Samuel Shepard Rogers III was an actor, playwright, author, screenwriter, and director whose career extended fifty years. He won 10 Obie Awards, which is more than any other writer or director. He wrote 58 plays and several books of short stories, essays, and diaries.
Shepard won the Pulitzer Prize for Drama in 1979 for his play Buried Child. In 1983, for his role as pilot Chuck Yeager in the movie The Right Stuff, he was nominated for an Academy Award for Best Supporting Actor. He was named a master American playwright by the PEN/Laura Pels Theater Award in 2009.
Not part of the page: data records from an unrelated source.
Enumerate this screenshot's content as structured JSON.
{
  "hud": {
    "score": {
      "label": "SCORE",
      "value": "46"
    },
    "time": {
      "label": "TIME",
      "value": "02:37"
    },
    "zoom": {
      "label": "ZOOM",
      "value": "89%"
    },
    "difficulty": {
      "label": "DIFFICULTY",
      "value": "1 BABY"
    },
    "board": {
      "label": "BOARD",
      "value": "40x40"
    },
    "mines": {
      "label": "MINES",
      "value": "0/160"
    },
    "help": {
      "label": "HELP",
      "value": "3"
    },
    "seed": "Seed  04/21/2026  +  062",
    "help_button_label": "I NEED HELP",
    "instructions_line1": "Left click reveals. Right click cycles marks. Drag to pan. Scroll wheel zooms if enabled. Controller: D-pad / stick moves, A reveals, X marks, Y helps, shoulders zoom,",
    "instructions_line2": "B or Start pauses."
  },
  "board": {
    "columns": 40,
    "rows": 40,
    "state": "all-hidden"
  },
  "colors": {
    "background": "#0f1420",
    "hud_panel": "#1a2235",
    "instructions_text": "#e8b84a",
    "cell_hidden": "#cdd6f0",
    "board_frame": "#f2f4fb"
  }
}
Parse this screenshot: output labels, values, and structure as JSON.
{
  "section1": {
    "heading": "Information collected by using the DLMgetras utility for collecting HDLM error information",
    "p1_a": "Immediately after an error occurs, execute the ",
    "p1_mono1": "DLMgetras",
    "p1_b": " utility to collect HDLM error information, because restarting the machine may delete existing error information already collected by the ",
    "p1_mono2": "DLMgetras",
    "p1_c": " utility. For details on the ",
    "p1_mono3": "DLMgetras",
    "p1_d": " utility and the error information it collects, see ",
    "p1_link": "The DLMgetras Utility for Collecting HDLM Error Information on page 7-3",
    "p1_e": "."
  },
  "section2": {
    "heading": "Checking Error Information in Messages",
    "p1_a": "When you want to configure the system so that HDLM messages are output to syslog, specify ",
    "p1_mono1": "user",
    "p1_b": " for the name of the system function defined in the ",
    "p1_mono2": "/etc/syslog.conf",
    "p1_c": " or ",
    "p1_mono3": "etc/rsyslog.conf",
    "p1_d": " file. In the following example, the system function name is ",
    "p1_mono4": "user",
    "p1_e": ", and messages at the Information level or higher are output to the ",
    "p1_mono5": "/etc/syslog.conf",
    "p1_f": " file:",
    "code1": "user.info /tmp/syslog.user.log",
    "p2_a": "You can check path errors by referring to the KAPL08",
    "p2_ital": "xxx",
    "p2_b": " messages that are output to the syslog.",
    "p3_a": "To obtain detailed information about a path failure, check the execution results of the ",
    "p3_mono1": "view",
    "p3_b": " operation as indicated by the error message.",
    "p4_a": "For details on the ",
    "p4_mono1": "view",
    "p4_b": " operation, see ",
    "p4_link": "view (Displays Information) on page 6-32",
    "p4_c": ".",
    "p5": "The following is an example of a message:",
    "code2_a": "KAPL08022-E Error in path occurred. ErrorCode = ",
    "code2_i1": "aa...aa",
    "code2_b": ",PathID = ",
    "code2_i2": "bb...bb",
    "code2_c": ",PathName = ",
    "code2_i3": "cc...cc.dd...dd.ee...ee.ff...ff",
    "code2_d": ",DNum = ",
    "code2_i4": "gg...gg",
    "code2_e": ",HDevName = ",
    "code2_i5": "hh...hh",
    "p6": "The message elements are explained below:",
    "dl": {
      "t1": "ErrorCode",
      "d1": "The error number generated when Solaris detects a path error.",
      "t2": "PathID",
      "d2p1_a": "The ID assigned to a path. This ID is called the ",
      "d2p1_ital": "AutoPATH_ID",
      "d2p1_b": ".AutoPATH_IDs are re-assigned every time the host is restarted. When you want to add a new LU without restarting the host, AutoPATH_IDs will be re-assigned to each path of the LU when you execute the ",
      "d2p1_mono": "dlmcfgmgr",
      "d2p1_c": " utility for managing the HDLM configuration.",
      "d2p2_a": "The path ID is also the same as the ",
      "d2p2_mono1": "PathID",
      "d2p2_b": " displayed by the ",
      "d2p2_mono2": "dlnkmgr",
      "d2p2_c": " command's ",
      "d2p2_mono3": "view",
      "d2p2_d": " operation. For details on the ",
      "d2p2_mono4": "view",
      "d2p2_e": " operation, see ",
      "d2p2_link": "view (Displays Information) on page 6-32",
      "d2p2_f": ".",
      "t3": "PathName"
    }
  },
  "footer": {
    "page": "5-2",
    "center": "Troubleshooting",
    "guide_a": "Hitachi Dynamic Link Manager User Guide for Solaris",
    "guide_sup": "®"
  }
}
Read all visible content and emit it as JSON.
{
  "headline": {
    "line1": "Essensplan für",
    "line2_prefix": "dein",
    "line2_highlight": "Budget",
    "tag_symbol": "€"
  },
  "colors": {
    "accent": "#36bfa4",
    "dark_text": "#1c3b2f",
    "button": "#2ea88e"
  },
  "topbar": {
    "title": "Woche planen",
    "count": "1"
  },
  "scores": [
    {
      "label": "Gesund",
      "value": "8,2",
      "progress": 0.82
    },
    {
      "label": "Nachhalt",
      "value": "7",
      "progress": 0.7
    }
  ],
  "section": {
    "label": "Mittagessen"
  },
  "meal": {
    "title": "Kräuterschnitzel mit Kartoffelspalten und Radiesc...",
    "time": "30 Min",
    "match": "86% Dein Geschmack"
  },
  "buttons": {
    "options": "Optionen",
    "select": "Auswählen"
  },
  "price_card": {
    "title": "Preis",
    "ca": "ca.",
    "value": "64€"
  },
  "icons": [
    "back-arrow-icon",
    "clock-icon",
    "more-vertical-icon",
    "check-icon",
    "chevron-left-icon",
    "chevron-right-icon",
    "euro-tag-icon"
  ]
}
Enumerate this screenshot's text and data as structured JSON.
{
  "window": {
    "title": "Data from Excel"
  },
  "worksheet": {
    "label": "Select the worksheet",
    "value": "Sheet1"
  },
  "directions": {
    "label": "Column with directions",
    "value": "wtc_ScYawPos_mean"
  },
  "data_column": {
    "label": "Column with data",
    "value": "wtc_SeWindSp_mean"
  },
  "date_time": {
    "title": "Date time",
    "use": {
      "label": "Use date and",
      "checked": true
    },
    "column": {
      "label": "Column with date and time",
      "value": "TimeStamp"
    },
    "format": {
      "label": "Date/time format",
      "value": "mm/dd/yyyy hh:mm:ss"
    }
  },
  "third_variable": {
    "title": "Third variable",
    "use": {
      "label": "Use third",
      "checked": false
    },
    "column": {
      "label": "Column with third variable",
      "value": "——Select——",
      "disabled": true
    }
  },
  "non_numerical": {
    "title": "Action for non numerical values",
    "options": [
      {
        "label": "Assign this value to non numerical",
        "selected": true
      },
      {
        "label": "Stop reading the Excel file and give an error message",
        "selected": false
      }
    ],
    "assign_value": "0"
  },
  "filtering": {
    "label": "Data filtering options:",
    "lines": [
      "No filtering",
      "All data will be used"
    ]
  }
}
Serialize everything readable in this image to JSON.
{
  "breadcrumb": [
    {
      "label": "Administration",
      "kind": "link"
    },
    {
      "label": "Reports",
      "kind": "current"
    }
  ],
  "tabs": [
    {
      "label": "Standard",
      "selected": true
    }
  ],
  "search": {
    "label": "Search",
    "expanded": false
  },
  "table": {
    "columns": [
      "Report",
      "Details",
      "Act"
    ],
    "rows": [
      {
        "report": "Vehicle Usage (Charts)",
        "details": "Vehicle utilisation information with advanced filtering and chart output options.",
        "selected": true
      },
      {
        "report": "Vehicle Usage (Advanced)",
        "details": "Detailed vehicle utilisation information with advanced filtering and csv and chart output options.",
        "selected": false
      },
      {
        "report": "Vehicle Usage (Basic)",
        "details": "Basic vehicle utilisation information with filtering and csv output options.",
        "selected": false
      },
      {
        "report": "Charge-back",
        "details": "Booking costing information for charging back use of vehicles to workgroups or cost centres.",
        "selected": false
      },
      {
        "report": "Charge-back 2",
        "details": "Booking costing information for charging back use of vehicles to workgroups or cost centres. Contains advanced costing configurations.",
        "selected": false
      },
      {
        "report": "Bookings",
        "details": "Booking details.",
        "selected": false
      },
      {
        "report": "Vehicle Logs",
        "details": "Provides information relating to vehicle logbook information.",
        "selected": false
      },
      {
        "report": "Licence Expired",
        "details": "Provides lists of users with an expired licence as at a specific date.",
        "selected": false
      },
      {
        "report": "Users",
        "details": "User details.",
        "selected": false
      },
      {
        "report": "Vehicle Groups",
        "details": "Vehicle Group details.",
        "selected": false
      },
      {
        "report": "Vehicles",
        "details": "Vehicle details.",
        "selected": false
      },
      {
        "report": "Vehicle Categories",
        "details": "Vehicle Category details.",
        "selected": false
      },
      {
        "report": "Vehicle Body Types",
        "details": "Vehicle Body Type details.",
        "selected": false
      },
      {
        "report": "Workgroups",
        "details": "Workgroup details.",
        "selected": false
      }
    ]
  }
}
New York magazine called Shepard “the greatest American playwright of his generation.” Shepard’s plays are known for having dark, poetic, and surrealist parts, as well as black comedy and people who live on the edges of American society with no roots.
Do you know that Mark Sheehan, the bassist for The Script, dἰed? The rock band from Dublin said that Mark had dἰed of an illness:
His early off-off-Broadway plays were funny, but his later plays like Buried Child and Curse of the Starving Class were more realistic. If you don’t know how Sam Shepard dἰed, you should read our article.
Sam Shepard Cause of Deἀth
Shepard dἰed of symptoms from amyotrophic lateral sclerosis (ALS) on July 27, 2017, at his home in Midway, Kentucky. He was 73 years old. In The New Yorker, Patti Smith wrote about the long time they worked together.
Matthew McConaughey, who had worked with Shepard in the movie Mud, found out about his deἀth during a TV interview. He was shocked by the news and said, “See you in the next one, Sam.”
The Wittliff Collections of Southwestern Writers at Texas State University have 27 boxes (13 linear feet) of Sam Shepard’s papers, while the Harry Ransom Center at the University of Texas at Austin has 30 document boxes (12.6 linear feet) of his materials.